Exint plotter module

  • Addition of a test set for the exint_plotter.nf module.
  • Introduction of additional information in the legend of the exint plots.

Compare exon sets module

  • Changes in the call of not-orthologous exon regulation: it assigns the non-conserved label (instead of best_hit) to the query exon if the best hit of the target exon is in an orthogroup with a different query exon from the same query gene.
  • Changes in the statistics provided as text output: the pairwise comparisons between regulated exons in orthologous genes are now separately reported for each query species and based on the total number of query regulated exons, not pairwise comparisons.
  • Introduction of a graphical output when the module is run for two exon sets (see README).

Others

  • Updated documentation.
  • Uploading of pre-computed IPA protein alignments generated for all the species pairs in a human (hg38), mouse (mm10), zebrafish (danRer11) and fruitfly (dm6) genome-wide ExOrthist main.nf run.

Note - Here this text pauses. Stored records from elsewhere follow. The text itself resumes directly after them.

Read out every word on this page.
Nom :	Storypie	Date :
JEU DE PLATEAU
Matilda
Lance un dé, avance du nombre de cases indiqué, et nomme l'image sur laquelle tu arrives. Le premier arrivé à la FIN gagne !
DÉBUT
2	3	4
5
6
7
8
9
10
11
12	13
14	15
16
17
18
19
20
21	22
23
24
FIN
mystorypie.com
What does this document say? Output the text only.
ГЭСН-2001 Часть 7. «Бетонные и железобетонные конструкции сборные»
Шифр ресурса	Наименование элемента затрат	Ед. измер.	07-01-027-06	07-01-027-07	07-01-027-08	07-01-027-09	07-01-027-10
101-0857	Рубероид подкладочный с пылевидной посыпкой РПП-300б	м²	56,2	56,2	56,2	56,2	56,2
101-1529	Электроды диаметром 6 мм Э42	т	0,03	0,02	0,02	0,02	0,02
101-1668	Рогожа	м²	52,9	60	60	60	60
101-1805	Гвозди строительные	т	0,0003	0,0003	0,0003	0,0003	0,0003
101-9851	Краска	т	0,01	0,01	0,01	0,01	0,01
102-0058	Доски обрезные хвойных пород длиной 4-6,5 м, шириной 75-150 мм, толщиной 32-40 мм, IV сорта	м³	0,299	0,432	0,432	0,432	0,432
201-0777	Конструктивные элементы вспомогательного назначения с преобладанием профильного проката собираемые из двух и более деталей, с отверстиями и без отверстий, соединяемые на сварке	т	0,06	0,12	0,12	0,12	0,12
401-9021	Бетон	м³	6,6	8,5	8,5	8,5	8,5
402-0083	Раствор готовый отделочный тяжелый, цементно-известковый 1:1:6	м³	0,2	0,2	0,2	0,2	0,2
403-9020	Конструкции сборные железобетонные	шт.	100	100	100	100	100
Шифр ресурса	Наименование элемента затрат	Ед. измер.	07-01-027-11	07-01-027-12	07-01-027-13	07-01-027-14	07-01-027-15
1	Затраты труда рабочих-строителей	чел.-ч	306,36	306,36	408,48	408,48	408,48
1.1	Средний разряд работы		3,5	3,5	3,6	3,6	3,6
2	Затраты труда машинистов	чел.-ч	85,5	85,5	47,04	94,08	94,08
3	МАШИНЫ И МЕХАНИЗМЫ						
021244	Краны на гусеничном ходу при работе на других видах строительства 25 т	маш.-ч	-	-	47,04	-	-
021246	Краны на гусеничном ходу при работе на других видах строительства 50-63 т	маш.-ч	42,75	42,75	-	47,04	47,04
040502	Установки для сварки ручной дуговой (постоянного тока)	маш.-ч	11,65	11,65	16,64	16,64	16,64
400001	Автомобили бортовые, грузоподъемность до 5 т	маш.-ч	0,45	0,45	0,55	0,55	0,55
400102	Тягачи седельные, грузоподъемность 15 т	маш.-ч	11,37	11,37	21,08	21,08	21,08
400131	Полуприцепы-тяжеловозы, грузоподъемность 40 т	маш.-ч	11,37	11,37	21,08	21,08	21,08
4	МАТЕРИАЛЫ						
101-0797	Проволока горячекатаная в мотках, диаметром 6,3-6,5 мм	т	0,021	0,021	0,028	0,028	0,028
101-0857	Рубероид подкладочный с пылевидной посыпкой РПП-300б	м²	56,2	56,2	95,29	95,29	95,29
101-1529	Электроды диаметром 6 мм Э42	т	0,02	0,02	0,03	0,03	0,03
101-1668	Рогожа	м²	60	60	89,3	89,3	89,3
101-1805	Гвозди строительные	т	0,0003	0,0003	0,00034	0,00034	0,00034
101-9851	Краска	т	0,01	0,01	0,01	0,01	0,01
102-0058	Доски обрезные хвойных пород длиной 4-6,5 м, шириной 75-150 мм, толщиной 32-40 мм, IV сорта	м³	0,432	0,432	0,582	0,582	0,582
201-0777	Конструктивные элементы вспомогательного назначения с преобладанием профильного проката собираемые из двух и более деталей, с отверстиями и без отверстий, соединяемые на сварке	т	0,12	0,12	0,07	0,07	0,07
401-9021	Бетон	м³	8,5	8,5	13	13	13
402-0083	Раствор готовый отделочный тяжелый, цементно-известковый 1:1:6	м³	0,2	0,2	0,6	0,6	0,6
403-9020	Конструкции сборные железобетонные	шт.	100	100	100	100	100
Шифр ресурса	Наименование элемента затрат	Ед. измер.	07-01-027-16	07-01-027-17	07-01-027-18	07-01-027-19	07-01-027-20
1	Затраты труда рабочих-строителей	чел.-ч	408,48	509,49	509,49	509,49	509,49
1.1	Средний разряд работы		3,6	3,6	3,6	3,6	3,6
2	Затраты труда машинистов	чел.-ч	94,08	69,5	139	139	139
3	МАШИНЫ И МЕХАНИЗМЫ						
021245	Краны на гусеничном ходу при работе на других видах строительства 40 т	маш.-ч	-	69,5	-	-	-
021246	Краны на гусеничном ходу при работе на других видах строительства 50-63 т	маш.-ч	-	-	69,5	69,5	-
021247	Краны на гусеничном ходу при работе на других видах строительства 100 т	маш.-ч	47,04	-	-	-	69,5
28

These pairwise alignments can be used for a new main module run with the --prevaln option, allowing to skip the alignment step for all specified species pairs. The pre-computed IPA alignments can be downloaded from the --prevaln section in the README, and more will be added to the Github repository in the near future.
  • Introduction of the retrieve_IPA_aln.pl script, to more easily isolate and visualize the best protein alignment between a pair of (query-target) exons.
  • Addition of a maximum length ratio filter to select liftOver hits in get_liftovers.pl.